Le violoncelliste dort. Il se souvient. Tout lui revient. 16 août 2012. La fin du monde. La mort programmée et planifiée de la musique. Pragmatisme, matérialisme, rentabilité. Il y a des lois contre la musique, qu’ils appellent nuisance sonore, pollution acoustique, bruit. « Pour le bien public, pour la sauvegarde de l’intégrité physique, notamment des jeunes, qui écoutent de la musique à haute dose, dans une débauche de décibels, au cours de leurs fêtes barbares, nous déposons une proposition de loi anti-bruit. Des études ont montré une proportion alarmante de cas de pertes importantes d’audition chez les 12-25 ans... » Pour le bien public ! Pourquoi pas pour le salut public, du temps qu’ils y étaient ! A quoi bon avoir une ouïe parfaite si la musique n’existe plus ! Bien entendre, certes, mais pour écouter quoi ou qui ? Pour mieux entendre les ordres et mieux leur obéir, sans doute. Le sabre et le goupillon ont pourtant, de toute éternité, trouvé en la musique une alliée. De quoi aller se faire étriper sans rien dire au nom de dieux qui n’existent pas ou qui ont oublié les hommes depuis longtemps. Il se souvient de cette loi du vendredi 16 août 2012. Eux, les musiciens, ont tout perdu. La musique, qui les faisait vivre autrefois, est devenue leur malédiction. Ils sont les inutiles, les parasites du corps social. On les tolère encore pourvu qu’ils restent silencieux. Depuis bien longtemps ils n’ont plus ni feu ni lieu. Seuls leur restent les instruments. Ils peuvent les garder, « désintrumentalisés », c’est à dire sans cordes, sans anches, sans peau. Des morceaux de bois sans âme, des coquilles vides, des objets inutiles. Mais les musiciens les gardent comme on conserve une fleur séchée en souvenir d’un printemps défunt.

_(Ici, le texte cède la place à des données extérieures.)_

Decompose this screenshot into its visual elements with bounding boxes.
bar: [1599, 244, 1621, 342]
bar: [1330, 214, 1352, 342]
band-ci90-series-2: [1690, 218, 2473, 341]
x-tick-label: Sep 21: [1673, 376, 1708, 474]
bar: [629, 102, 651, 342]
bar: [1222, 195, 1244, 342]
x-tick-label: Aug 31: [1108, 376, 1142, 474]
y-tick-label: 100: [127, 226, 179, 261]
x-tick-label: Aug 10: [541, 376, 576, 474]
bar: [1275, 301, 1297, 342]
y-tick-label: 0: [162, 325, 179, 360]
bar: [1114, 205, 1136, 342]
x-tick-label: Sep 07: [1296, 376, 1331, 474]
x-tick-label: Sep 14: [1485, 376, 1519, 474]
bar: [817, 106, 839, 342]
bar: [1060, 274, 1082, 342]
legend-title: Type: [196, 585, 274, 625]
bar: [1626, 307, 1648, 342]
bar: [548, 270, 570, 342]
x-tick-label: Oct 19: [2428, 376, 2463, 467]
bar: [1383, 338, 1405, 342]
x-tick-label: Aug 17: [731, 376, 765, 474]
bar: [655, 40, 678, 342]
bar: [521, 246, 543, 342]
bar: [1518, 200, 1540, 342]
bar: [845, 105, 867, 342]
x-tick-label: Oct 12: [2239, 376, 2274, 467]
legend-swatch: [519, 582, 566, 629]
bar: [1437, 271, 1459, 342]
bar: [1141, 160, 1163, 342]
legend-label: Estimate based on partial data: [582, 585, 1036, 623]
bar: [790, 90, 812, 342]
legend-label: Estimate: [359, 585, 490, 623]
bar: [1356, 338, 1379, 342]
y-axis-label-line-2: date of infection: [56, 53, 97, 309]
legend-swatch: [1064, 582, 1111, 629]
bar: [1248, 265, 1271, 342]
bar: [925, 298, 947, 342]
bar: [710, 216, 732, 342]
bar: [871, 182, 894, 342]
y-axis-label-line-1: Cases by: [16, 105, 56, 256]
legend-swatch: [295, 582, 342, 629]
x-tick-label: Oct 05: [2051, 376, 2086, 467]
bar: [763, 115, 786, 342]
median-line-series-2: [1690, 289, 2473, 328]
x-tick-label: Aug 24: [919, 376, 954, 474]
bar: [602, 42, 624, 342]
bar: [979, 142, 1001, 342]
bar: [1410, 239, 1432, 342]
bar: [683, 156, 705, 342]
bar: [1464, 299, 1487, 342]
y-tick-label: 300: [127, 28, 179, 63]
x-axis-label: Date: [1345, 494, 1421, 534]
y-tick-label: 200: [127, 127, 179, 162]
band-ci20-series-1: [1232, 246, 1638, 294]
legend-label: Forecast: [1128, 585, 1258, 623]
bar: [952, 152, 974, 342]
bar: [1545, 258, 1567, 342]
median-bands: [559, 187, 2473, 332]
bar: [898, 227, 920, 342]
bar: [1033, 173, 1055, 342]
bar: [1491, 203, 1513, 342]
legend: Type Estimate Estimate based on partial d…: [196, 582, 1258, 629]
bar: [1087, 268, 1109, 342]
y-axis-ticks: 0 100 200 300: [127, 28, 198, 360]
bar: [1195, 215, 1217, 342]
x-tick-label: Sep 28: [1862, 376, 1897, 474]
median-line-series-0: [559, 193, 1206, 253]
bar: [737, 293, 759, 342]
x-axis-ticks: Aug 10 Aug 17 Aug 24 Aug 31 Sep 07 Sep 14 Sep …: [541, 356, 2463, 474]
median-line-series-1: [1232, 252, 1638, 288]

Le violoncelliste dort. Il se souvient. Il se souvient d’Eva, opérée et mutilée. Sa souffrance, ses chuchotements désespérés, ses sanglots silencieux. Comme un chien pour qu’il cesse d’aboyer. Ses cordes vocales saccagées, son chant coupé net au scalpel. Comme un chien. Elle ne chantait pourtant plus que pour lui, toutes fenêtres fermées, mais c’était encore trop pour celui qui les avait dénoncés à la police anti-bruit.

Le violoncelliste dort. Le monde est propre, silencieux, en ordre. Le ronronnement délétère des machines recouvre tout. Il se souvient qu’ils se sont endormis là, sur ce banc public d’un jardin public déserté. Elle, appuyée contre le piédestal d’une statue, lui la tête sur son sein gauche, la musique de son cœur à l’oreille, sa violoncelle dans les bras. Il se souvient que c’est le silence qui l’a éveillé, bien plus que le froid. Le sein d’Eva, la hanche d’Eva, le ventre d’Eva ont à présent la dureté, l’immobilité, la minéralité de la pierre.

Le violoncelliste dort. Il se souvient. Il se souvient de la musique. Il attend. Bientôt. Bientôt il sera comme Eva.
Il a posé sa joue sur le sein de pierre. Il attend. Il sourit. Il se souvient de la musique.